In a golden nutshell;

Old Money likes old schools, old clubs and old stuff.
Old Money likes other Old Money.
Old Money REALLY likes MONEY.
Old Money is bigoted (for the most part.)
Old Money is tradition and duty bound to serve the greater good, except when it's not.
Nelson Aldrich REALLY likes the word "invidious."

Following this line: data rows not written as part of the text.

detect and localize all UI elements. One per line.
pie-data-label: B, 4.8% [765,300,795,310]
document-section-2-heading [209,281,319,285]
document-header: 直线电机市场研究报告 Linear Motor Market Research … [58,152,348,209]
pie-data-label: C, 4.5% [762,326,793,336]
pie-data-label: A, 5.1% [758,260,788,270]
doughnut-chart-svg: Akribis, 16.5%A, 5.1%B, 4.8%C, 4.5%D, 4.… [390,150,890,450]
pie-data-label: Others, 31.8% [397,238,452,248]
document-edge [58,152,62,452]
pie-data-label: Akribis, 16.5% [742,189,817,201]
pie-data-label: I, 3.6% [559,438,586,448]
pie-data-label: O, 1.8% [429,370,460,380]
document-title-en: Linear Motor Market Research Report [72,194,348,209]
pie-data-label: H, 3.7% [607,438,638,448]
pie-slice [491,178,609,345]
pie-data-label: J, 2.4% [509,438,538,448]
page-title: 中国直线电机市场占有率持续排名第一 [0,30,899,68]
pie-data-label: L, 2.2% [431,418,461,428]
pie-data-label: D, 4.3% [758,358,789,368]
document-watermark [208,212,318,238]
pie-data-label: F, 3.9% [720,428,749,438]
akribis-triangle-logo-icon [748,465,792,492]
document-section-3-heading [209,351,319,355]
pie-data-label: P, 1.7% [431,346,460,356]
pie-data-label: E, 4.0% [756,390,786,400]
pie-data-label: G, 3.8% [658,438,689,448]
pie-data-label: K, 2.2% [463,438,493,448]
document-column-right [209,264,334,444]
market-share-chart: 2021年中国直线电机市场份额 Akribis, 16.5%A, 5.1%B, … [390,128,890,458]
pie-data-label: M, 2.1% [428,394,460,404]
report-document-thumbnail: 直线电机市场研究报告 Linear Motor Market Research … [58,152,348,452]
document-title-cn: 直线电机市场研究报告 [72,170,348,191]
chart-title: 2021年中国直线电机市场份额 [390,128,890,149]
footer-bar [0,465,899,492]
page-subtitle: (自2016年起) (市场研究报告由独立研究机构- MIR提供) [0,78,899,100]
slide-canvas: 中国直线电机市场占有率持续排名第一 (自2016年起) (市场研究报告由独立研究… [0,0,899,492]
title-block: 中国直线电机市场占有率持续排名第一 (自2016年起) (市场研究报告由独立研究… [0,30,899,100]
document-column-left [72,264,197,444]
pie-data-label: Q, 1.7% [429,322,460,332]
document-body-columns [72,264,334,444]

I'd only advise buying this book if you are SERIOUSLY interested in the subject. It's not a breezy, humorous read like (outsider) Paul Fussell's "Class." Aldrich doesn't write about what Old Money wears or what kind of cars it drives; he takes a microscope to what drives Old Money, while never betraying his class by revealing anything terribly unflattering that we didn't already know. And, he wants us to KNOW that he's no lightweight rich guy dilettante! Alors! M. Aldrich parle le Francais, ou bien, il a un bon dictionnaire Francais! Qu'importe? In English or in French, this is navel gazing at its most erudite.

The book is particularly enjoyable when he writes about recognizable figures; J.P. Morgan, Teddy and Franklin Roosevelt, JFK, Tommy Hitchcock, etc. Curiously, women do not figure prominently in Aldrich's Old Money enclave. Aldrich does eventually acknowledge Eleanor Roosevelt (quite well done), Jacqueline Kennedy Onassis and Doris Duke.

The last two chapters are the best. "The Prince and the People" and "Hemingway's Curse" sum things up nicely, explaining exactly why Old Money has painted itself into a jewel encrusted corner.

One complaint: the index could have been more concise.